4. The intelligent assembly system of the sealing component of the purifying and filtering water cup according to claim 1, wherein a neglected loading detection mechanism is arranged outside the detection station, the neglected loading detection mechanism comprises two neglected loading sensors and a neglected loading detection table arranged on the frame, and the two neglected loading sensors are arranged above the neglected loading detection table; and a rotating motor is arranged below the neglected loading detection table.

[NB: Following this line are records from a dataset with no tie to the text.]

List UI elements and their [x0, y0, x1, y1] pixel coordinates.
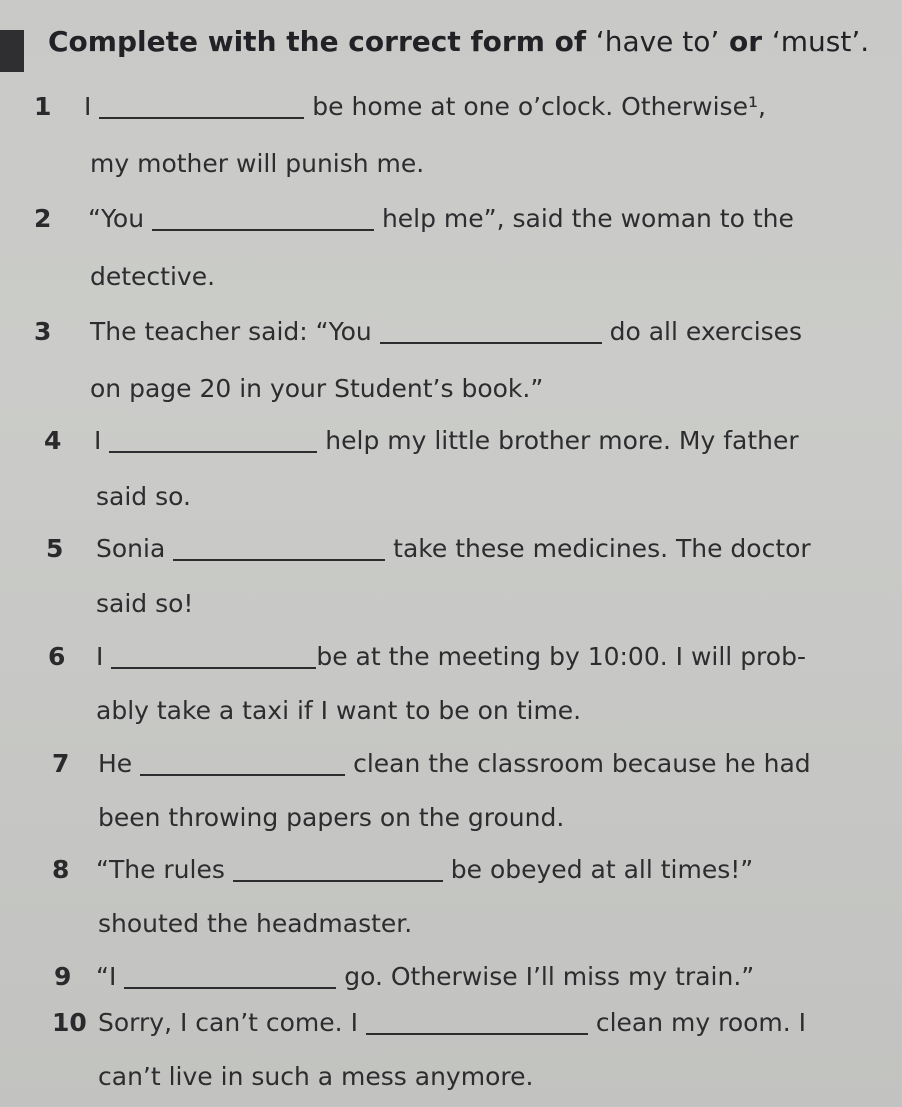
answer-blank[interactable]: [366, 1033, 588, 1035]
answer-blank[interactable]: [99, 117, 304, 119]
item-text-before: I: [96, 642, 112, 671]
answer-blank[interactable]: [124, 987, 336, 989]
item-continuation: on page 20 in your Student’s book.”: [90, 374, 544, 403]
item-text-after: take these medicines. The doctor: [385, 534, 811, 563]
item-text-before: I: [84, 92, 100, 121]
item-continuation: said so!: [96, 589, 194, 618]
exercise-item-10: [98, 1006, 806, 1040]
item-text-after: go. Otherwise I’ll miss my train.”: [336, 962, 755, 991]
exercise-item-9: [96, 960, 754, 994]
item-number: 3: [34, 317, 52, 346]
exercise-item-6: [96, 640, 806, 674]
item-number: 10: [52, 1008, 87, 1037]
exercise-item-4: [94, 424, 799, 458]
instruction-text: Complete with the correct form of: [48, 25, 596, 58]
item-text-after: clean the classroom because he had: [345, 749, 811, 778]
item-text-after: be obeyed at all times!”: [442, 855, 754, 884]
item-text-after: clean my room. I: [587, 1008, 807, 1037]
item-text-before: “The rules: [96, 855, 233, 884]
item-text-after: be home at one o’clock. Otherwise¹,: [304, 92, 766, 121]
item-continuation: shouted the headmaster.: [98, 909, 413, 938]
item-text-after: help me”, said the woman to the: [374, 204, 794, 233]
item-text-before: “I: [96, 962, 125, 991]
answer-blank[interactable]: [140, 774, 345, 776]
item-continuation: been throwing papers on the ground.: [98, 803, 565, 832]
item-text-before: The teacher said: “You: [90, 317, 380, 346]
item-number: 5: [46, 534, 64, 563]
item-text-after: be at the meeting by 10:00. I will prob-: [316, 642, 806, 671]
item-continuation: can’t live in such a mess anymore.: [98, 1062, 534, 1091]
exercise-item-8: [96, 853, 753, 887]
item-number: 1: [34, 92, 52, 121]
item-number: 4: [44, 426, 62, 455]
exercise-item-7: [98, 747, 811, 781]
item-text-before: I: [94, 426, 110, 455]
instruction-must: ‘must’.: [771, 25, 870, 58]
answer-blank[interactable]: [380, 342, 602, 344]
item-number: 7: [52, 749, 70, 778]
instruction-have-to: ‘have to’: [595, 25, 720, 58]
item-number: 2: [34, 204, 52, 233]
item-continuation: my mother will punish me.: [90, 149, 425, 178]
item-text-before: “You: [88, 204, 152, 233]
item-number: 6: [48, 642, 66, 671]
item-number: 9: [54, 962, 72, 991]
exercise-item-5: [96, 532, 811, 566]
item-continuation: ably take a taxi if I want to be on time.: [96, 696, 582, 725]
item-text-before: Sonia: [96, 534, 174, 563]
answer-blank[interactable]: [111, 667, 316, 669]
instruction-or: or: [719, 25, 772, 58]
exercise-item-2: [88, 202, 794, 236]
item-text-after: do all exercises: [601, 317, 803, 346]
item-number: 8: [52, 855, 70, 884]
answer-blank[interactable]: [152, 229, 374, 231]
exercise-item-3: [90, 315, 802, 349]
section-marker: [0, 30, 24, 72]
item-text-before: He: [98, 749, 141, 778]
item-continuation: said so.: [96, 482, 191, 511]
item-continuation: detective.: [90, 262, 216, 291]
item-text-after: help my little brother more. My father: [317, 426, 799, 455]
answer-blank[interactable]: [233, 880, 443, 882]
item-text-before: Sorry, I can’t come. I: [98, 1008, 366, 1037]
answer-blank[interactable]: [109, 451, 317, 453]
exercise-item-1: [84, 90, 766, 124]
answer-blank[interactable]: [173, 559, 385, 561]
exercise-instruction: [48, 22, 869, 62]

5. The intelligent assembling system of the sealing component of the purifying and filtering water cup according to claim 1, wherein the bottle neck assembling mechanism further comprises an air tightness detecting module, the air tightness detecting module comprises an air tightness detecting bracket, a detecting and placing table is fixedly arranged on the air tightness detecting bracket, and a placing hole is formed in the detecting and placing table; the detection is placed the platform top and is provided with the gas tightness clamp plate, the top of gas tightness clamp plate is connected with the third drive cylinder.

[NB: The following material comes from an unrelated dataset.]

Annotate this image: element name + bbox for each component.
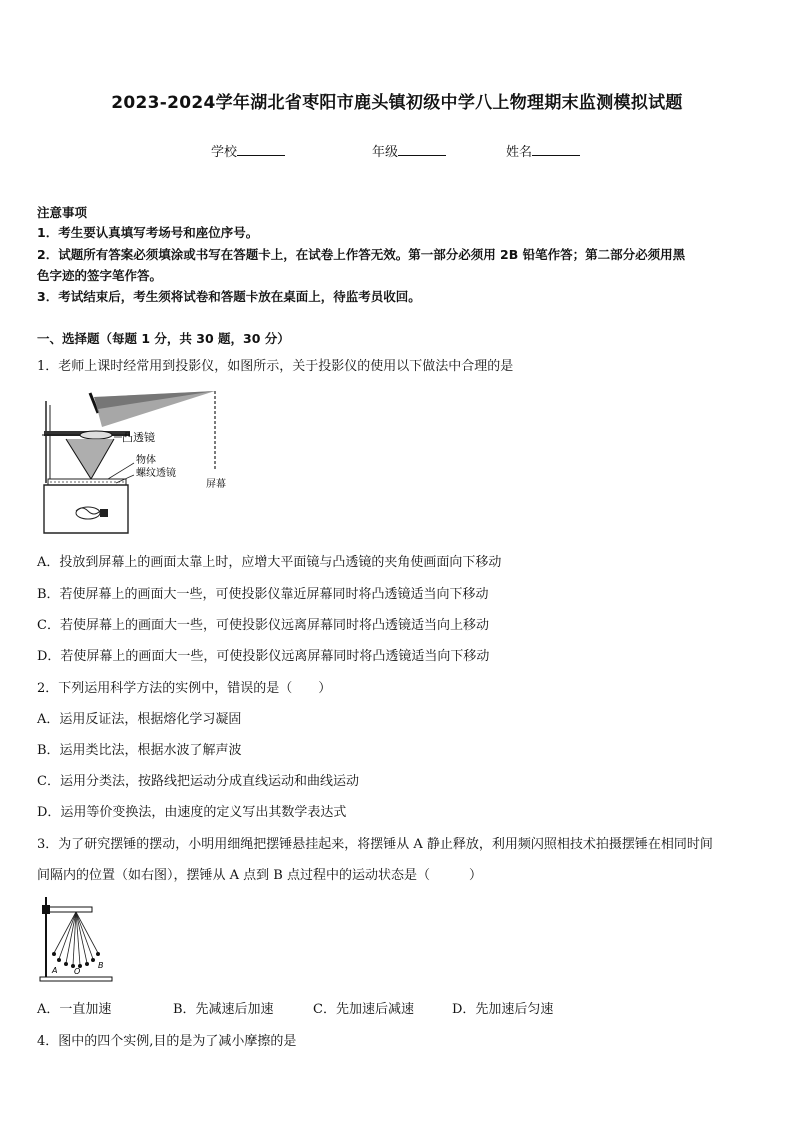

6. The intelligent assembly system for the sealing component of the purifying and filtering water cup according to claim 1, wherein the code disc mechanism comprises a code disc base, a servo carrying mechanism is arranged on the right side of the code disc base, and the servo carrying mechanism comprises a servo carrying arm and a servo carrying motor; the code disc base comprises a feeding station area, a transfer station area is arranged on the left side of the feeding station area, a full disc storage bin is arranged above the transfer station area, and a discharging station area is arranged on the right side of the full disc storage bin; the full-disc storage bin, the blanking station area, the feeding station area and the transferring station area are sequentially and clockwise arranged into a shape of Chinese character 'tian'; the servo carrying arm is arranged above the feeding station area in parallel, and the servo carrying motor drives the servo carrying arm to move back and forth in the feeding station area; the servo carrying arm is provided with 5 carrying clamps;

A first pushing plate is arranged on the left side of the feeding station area, and the first pushing plate moves left and right under the driving of a first pushing cylinder; a second pushing plate is arranged below the transfer station area, and the second pushing plate moves up and down under the driving of a second pushing cylinder; the left side of the full-disc storage bin is provided with a third pushing plate, and the third pushing plate moves left and right under the driving of a third pushing cylinder.

7. The intelligent assembly system of the sealing component of the purifying and filtering water cup according to claim 6, wherein a servo jacking mechanism is arranged below the feeding station area and the discharging station area, and the servo jacking mechanism comprises a stock bin base and a servo motor arranged below the stock bin base.